4. Cherchez des conseils professionnels. N’hésitez pas à prendre rendez-vous avec un professionnel de la santé mentale agréé, y compris un thérapeute ou un médecin. Il peut être utile de programmer des heures de rendez-vous chaque semaine, afin que vous sachiez que vous pouvez compter sur ces séances pour traiter les émotions difficiles. Il est toujours important de parler à un médecin de tout problème physique que vous rencontrez, y compris les attaques de panique, car le stress peut créer d’autres problèmes physiques. Bien que vous puissiez vous sentir gêné d’aller chez votre médecin, il est important de se rappeler que la médecine a une place importante dans la guérison.

5. Donnez-vous la grâce. En regardant votre situation avec le recul, ce n’est pas le moment de vous battre avec des pensées critiques.

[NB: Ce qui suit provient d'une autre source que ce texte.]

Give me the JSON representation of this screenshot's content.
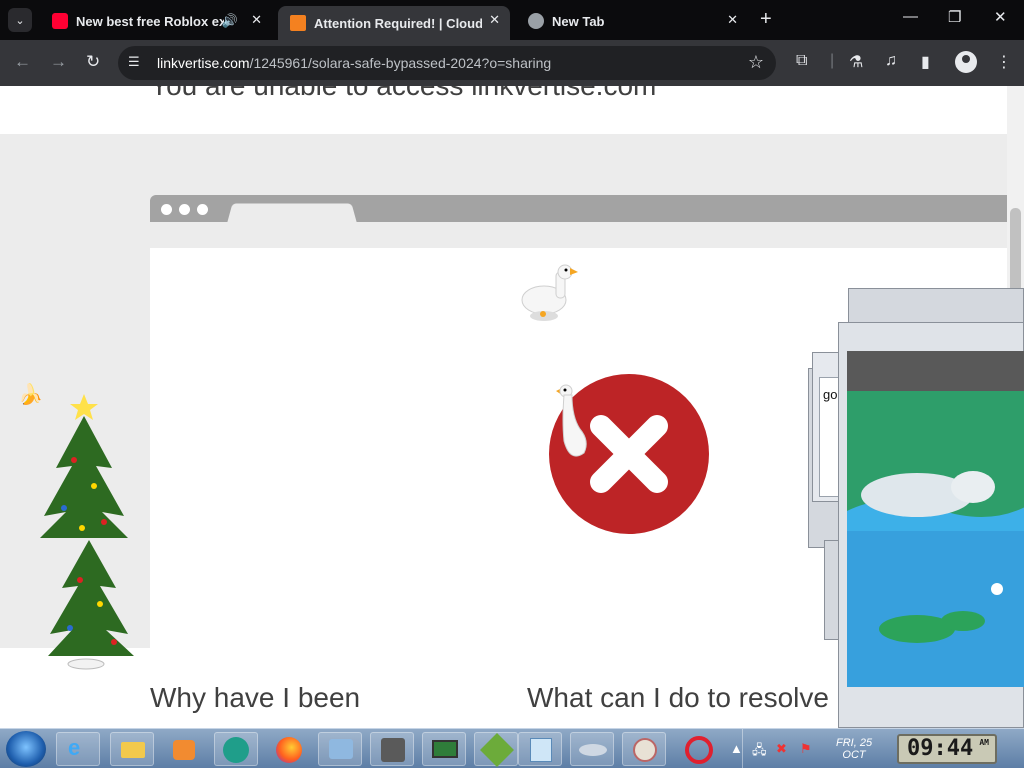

Étendre la compassion à vous-même n’est pas narcissique ; C’est gentil. Votre voix intérieure peut créer une liste de choses que vous auriez pu faire, auriez dû faire ou que vous auriez aimé faire, ou elle peut créer une liste de façons de vous traiter avec gentillesse. Des erreurs se produisent et vous pouvez vous rétrograder ou vous donner la grâce. En cas de doute, accordez-vous la grâce.

Lorsque nous vivons une perte profonde, cela peut prendre des années pour découvrir tout ce qui a disparu. Et en traiter un en raison d’un diagnostic médical erroné peut être source d’anxiété et de culpabilité. Bien que la guérison de la douleur émotionnelle commence souvent par une grande peur, cela est possible.